When Travis told his dad he wanted to get into coaching, he had to create his own path, which meant approaching then-WVU coach Rich Rodriguez about finding a place.

“I went in there, talked to Coach Rodriguez, and he let me be a student assistant,” Trickett said. He worked for two years on the defensive side with coach Bill Kirelawich and then two years on offense. “It made me grow up pretty quickly.”

Walking a fine line considering he was friends with many players, Trickett was also involved in personnel meetings with the coaching staff.

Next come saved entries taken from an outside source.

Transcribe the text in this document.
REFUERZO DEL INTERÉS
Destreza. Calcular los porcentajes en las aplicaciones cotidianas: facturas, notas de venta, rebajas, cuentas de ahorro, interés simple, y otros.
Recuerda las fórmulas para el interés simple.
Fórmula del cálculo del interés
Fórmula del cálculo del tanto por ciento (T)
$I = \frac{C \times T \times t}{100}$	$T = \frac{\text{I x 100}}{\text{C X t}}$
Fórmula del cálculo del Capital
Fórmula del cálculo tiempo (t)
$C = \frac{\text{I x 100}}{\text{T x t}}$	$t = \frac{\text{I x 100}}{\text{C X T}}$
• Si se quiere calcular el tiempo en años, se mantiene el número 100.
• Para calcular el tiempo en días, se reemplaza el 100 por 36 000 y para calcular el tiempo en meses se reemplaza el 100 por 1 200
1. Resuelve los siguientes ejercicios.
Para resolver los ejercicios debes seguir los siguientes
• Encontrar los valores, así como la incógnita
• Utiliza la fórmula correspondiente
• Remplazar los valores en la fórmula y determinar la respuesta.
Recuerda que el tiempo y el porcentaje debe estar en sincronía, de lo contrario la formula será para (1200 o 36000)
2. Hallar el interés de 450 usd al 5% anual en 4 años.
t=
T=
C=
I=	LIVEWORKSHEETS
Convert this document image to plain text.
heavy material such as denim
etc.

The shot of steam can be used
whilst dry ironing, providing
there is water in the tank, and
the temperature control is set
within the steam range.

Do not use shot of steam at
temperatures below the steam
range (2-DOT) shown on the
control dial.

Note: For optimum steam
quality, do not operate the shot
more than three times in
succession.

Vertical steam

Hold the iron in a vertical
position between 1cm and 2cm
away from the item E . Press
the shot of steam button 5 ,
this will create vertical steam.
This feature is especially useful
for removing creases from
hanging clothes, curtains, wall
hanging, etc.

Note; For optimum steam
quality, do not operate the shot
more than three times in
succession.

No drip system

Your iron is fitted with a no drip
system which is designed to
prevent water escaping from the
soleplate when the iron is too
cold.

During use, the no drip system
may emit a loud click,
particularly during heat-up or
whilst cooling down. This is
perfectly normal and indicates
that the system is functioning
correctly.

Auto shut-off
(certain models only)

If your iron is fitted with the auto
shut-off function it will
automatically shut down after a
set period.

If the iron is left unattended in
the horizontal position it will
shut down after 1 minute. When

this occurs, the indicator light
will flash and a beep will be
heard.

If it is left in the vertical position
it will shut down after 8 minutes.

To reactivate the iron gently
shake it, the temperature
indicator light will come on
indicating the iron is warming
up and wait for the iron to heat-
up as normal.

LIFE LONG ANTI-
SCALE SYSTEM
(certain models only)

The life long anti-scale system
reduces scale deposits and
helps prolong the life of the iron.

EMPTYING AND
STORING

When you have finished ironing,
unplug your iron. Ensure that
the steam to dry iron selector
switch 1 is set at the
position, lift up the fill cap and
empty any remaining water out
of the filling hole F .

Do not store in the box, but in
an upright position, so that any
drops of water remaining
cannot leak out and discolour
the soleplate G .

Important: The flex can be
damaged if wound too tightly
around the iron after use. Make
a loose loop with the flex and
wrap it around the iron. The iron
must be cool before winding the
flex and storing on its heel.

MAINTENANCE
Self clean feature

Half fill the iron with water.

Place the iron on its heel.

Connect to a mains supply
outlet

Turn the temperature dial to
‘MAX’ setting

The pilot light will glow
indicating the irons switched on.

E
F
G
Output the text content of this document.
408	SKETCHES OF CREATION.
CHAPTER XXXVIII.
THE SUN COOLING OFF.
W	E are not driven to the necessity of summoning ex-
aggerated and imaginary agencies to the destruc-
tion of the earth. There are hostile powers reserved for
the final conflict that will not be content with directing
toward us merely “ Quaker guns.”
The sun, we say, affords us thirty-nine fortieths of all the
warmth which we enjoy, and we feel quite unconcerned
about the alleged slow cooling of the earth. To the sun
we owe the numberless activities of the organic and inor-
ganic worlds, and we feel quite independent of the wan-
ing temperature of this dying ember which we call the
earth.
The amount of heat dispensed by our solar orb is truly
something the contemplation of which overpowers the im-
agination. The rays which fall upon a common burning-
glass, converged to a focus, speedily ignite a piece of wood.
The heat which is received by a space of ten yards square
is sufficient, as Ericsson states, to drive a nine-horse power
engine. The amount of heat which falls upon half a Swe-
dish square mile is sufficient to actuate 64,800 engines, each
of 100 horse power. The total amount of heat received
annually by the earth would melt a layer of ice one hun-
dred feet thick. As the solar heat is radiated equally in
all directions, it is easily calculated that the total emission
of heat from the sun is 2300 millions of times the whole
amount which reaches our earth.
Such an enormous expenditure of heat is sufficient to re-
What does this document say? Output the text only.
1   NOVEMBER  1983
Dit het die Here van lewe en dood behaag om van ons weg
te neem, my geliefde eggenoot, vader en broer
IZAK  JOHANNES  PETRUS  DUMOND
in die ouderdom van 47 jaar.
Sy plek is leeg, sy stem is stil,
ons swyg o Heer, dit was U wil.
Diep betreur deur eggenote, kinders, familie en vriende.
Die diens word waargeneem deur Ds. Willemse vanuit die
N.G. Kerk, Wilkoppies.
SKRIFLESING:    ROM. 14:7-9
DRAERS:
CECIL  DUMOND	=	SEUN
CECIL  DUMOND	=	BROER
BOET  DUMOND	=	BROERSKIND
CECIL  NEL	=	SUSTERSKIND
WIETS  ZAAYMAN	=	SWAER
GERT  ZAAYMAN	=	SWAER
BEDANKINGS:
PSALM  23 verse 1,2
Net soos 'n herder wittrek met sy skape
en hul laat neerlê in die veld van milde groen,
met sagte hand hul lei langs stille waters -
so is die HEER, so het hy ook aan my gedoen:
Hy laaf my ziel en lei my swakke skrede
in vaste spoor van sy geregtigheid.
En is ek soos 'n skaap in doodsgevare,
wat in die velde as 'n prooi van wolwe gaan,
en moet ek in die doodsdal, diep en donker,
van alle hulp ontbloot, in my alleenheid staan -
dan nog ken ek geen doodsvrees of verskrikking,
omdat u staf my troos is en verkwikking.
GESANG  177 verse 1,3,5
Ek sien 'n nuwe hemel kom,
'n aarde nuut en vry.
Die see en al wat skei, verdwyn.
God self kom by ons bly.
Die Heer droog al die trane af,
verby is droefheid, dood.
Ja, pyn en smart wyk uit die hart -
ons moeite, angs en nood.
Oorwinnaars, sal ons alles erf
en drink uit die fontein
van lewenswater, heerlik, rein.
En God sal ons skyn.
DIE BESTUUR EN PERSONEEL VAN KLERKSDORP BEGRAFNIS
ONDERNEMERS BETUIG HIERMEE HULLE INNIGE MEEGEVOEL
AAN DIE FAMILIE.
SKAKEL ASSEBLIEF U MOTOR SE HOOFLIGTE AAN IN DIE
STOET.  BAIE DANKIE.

Listening to the coaches call Phil Brady’s fake punt in the Sugar Bowl win over Georgia, or the decision to put Pat White in over an injured Adam Bednarik during 2005, became valuable experiences Trickett holds close today.

“Going through those experiences made me get a feel about how college football is supposed to be,” he said. “Even when I was at Alabama, I was there the one year under Nick Saban where they didn’t win 10 games, in 2007. But to see what Coach Saban had to do to implement what he wanted done helped me learn what it’s like at this level.”

Trickett spent three years at Florida State, watching the transition from Bobby Bowden to Jimbo Fisher, and worked five seasons at Samford before becoming the offensive coordinator at Florida Atlantic and Georgia State.

When Brown contacted Trickett about coming back to West Virginia, it was an easy decision. He even got to celebrate his grandmother’s 93rd birthday last Saturday in Masontown.

“We hopped in the car, drove out 20 minutes to Preston County and got to see her, and now, I can go see her any time I want,” Trickett said. “To be able to do that and have my children grow up around their family and my wife’s family — she’s from Salem — is a great feeling.”

Trickett’s kids — Maverick, 4, and Camilla, 2 — already know the words to “Country Roads.” Another son is expected in April.

“Once a Mountaineer, always a Mountaineer, and that’s just what you do,” he said. “For me to have an office in the same building my dad had an office in, you can’t put a price tag on that. It’s always been a dream of mine and to live it out, it’s exciting.”